The big news of the day, of course, was that Josh Lindblom was finally called up to the big club, with Kenley Jansen placed on the DL with shoulder inflammation. I say “finally”, because Lindblom was seemingly on the verge of making his debut as far back as spring of 2009. He just missed the cut, and when the club tried to turn him into a starter in the minors, it backfired terribly, leading to last year’s troubling AAA campaign where he allowed 13.5 hits per nine and ended with a 6.54 ERA in 40 games (10 starts). Back in AA this year and strictly as a reliever, he’s been striking out 12.2/9 and cutting down on the hits. Though it’s nice to see Lindblom finally make it, this is another blow to the bullpen, as Jansen had put together ten scoreless consecutive outings (and an 18/5 K/BB) before being touched in each of his last two.

It seems clear that the Dodgers are massively unimpressed by both the talent and environment in Albuquerque, at least when it comes to pitching prospects.

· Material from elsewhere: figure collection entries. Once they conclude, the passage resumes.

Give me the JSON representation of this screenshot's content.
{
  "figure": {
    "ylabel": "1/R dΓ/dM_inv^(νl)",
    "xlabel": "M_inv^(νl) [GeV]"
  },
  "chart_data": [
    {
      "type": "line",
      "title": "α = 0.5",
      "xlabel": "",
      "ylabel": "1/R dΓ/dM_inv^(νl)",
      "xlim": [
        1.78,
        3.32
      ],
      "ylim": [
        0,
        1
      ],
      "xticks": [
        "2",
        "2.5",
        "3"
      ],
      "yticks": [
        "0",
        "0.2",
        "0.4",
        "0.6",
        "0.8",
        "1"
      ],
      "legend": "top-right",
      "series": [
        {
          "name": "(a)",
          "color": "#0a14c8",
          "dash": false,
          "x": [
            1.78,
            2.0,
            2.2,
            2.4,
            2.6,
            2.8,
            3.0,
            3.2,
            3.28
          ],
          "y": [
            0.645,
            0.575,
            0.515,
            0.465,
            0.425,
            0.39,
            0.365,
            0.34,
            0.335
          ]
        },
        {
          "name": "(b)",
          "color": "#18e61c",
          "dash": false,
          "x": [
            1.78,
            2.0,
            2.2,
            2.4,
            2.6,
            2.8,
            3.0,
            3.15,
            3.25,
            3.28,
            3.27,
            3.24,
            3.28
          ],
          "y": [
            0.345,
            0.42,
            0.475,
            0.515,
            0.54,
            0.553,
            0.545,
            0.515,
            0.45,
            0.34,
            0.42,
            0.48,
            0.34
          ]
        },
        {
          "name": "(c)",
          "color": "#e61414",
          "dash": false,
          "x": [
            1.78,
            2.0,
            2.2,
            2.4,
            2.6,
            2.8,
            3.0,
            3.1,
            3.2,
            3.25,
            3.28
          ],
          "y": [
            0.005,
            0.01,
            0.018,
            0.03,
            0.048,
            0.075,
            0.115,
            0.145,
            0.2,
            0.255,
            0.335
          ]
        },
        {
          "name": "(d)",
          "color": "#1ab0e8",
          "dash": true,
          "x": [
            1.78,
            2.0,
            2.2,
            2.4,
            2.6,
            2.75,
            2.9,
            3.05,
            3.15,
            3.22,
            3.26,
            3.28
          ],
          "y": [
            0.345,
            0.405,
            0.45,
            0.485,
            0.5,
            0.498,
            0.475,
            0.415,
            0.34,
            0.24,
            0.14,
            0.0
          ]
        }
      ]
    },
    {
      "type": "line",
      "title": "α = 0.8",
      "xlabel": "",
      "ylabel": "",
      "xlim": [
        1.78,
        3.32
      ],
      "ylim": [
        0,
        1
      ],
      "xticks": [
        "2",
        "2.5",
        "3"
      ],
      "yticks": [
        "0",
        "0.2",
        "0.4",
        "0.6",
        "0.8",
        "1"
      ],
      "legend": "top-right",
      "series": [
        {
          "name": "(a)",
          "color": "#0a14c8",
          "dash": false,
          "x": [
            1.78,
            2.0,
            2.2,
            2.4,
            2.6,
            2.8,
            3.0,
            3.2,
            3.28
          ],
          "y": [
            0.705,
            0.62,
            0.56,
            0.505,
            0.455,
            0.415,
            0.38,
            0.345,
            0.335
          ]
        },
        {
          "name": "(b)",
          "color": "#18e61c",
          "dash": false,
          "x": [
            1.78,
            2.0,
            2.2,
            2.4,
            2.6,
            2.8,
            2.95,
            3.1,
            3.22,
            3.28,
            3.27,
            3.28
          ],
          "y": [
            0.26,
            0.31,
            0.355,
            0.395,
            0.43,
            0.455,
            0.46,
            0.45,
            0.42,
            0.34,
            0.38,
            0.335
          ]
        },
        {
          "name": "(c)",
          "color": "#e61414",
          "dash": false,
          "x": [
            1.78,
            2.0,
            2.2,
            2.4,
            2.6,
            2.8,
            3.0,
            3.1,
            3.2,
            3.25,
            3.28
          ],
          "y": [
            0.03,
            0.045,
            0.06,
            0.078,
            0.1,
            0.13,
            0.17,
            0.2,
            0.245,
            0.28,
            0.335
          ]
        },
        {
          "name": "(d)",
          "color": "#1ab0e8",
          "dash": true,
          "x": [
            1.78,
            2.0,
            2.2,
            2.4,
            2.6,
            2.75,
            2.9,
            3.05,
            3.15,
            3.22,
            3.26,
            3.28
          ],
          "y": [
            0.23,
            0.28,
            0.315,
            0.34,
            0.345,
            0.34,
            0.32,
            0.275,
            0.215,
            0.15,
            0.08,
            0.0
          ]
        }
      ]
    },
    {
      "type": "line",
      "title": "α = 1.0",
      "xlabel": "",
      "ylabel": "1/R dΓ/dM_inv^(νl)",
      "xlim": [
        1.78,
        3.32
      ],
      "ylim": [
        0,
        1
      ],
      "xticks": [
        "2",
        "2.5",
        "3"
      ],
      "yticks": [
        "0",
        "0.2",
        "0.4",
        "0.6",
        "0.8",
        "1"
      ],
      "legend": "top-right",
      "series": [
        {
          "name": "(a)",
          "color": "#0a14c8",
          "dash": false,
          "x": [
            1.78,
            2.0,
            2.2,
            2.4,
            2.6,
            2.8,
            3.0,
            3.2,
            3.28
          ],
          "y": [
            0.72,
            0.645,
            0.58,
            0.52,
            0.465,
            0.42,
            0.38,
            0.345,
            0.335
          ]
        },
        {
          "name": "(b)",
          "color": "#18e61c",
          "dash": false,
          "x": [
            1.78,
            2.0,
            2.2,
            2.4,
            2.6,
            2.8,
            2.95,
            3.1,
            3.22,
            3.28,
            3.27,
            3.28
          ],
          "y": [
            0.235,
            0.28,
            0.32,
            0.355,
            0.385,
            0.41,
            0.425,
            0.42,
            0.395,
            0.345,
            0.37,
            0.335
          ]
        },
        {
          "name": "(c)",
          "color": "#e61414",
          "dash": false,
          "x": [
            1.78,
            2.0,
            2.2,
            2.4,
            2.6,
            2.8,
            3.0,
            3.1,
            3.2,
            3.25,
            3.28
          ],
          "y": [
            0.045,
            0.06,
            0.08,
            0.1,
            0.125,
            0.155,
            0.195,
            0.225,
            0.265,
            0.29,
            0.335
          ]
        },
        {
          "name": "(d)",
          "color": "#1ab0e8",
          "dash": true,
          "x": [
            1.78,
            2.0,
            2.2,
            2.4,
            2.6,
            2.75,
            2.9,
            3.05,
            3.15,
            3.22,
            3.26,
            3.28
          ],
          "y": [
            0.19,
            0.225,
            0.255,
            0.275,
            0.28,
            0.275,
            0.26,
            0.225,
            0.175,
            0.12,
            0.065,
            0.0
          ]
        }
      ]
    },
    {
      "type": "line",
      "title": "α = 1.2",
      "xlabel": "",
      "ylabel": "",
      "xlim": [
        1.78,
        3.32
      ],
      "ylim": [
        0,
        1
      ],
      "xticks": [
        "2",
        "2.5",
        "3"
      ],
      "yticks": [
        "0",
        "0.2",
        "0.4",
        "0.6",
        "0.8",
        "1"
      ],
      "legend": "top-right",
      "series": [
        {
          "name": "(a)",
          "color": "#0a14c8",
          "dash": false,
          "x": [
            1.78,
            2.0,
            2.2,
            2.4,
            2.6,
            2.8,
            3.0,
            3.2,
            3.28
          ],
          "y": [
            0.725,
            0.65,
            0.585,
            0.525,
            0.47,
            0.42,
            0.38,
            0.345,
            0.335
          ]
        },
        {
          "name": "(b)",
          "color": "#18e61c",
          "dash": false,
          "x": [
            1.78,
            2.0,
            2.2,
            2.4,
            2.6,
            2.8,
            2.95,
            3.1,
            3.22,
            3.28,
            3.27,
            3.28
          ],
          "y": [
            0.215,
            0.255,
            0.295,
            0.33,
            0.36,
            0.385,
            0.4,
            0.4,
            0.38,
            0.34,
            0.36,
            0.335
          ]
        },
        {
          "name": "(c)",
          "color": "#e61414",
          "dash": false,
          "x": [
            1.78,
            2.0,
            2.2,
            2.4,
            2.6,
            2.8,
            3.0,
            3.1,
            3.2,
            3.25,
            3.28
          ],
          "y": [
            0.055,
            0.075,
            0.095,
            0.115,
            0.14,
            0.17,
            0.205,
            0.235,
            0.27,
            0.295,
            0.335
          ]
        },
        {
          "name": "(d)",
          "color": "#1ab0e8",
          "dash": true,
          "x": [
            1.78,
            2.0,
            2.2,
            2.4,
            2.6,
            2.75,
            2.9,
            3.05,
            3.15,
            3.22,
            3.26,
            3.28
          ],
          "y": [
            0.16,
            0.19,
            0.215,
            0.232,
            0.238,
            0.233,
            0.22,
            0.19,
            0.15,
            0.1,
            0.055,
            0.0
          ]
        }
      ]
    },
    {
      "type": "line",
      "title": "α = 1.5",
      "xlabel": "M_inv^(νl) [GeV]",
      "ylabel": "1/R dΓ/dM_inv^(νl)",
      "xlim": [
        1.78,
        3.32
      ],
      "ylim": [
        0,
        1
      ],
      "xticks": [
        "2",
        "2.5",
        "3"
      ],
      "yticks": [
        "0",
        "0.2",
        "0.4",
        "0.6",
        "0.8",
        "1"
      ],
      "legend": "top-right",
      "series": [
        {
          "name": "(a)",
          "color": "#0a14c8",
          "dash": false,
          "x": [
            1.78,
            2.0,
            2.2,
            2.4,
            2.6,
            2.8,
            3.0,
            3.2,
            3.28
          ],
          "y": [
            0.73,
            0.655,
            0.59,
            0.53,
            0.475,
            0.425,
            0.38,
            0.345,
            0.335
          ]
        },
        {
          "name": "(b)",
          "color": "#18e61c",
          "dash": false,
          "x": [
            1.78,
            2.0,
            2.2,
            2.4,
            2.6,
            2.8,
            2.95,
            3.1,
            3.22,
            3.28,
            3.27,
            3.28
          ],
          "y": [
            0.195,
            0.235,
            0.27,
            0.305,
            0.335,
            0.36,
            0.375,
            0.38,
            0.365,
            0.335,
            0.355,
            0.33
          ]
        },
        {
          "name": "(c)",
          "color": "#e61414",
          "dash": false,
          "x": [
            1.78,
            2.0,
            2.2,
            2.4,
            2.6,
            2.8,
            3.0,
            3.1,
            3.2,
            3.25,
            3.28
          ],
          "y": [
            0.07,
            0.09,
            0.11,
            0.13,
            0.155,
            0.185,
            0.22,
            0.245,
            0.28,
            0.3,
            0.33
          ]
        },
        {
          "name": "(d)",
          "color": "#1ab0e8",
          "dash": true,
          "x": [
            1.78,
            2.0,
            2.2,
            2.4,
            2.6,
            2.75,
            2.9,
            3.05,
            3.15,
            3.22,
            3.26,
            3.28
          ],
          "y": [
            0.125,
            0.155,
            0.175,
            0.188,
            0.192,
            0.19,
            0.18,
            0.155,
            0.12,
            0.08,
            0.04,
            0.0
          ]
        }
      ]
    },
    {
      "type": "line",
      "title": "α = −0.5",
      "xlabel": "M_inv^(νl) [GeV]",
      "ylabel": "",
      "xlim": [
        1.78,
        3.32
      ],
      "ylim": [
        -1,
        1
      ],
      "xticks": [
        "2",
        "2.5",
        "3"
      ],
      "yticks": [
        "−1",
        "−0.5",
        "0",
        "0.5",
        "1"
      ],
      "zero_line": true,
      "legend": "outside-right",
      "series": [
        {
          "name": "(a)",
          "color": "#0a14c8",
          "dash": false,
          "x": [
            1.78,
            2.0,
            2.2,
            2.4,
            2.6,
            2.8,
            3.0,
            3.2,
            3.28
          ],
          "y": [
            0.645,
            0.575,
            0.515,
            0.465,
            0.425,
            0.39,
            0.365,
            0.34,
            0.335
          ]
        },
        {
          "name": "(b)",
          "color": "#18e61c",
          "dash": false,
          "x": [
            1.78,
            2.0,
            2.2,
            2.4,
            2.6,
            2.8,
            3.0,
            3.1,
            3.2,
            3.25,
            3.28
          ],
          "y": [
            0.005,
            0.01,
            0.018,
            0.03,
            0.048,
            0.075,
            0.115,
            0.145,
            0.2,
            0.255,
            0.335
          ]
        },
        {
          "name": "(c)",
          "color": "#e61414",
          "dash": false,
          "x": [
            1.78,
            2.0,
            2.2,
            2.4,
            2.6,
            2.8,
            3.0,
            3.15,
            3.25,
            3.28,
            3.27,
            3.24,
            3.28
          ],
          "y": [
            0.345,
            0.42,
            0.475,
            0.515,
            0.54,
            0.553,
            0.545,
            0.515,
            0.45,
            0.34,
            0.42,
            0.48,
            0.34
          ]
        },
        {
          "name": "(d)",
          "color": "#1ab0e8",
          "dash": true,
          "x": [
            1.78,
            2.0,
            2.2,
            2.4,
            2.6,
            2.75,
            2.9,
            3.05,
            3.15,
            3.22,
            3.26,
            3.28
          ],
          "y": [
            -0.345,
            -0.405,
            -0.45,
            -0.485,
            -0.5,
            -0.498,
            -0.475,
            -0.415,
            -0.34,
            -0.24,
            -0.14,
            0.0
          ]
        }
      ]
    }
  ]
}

Lindblom is now the third consecutive call-up to come from Chattanooga, following Javy Guerra and Rubby De La Rosa, and that’s where Jansen was sent when he was briefly demoted earlier this year as well.

Initially I was mildly bothered that Schlichting was DFA’d, since he’d shown flashes in his brief times up, but after checking the 40-man roster, it’s really a move that was unavoidable. Since the Dodgers have six players on the 15-man DL, and no obvious candidates to be moved to the 60-day DL, the 40-man roster is in a tight squeeze. Schlichting had been brutal in AAA this year anyway, walking more than he’d struck out with a high HR/9 rate. It’s probably likely that he doesn’t get claimed on waivers regardless, and it’s the right choice.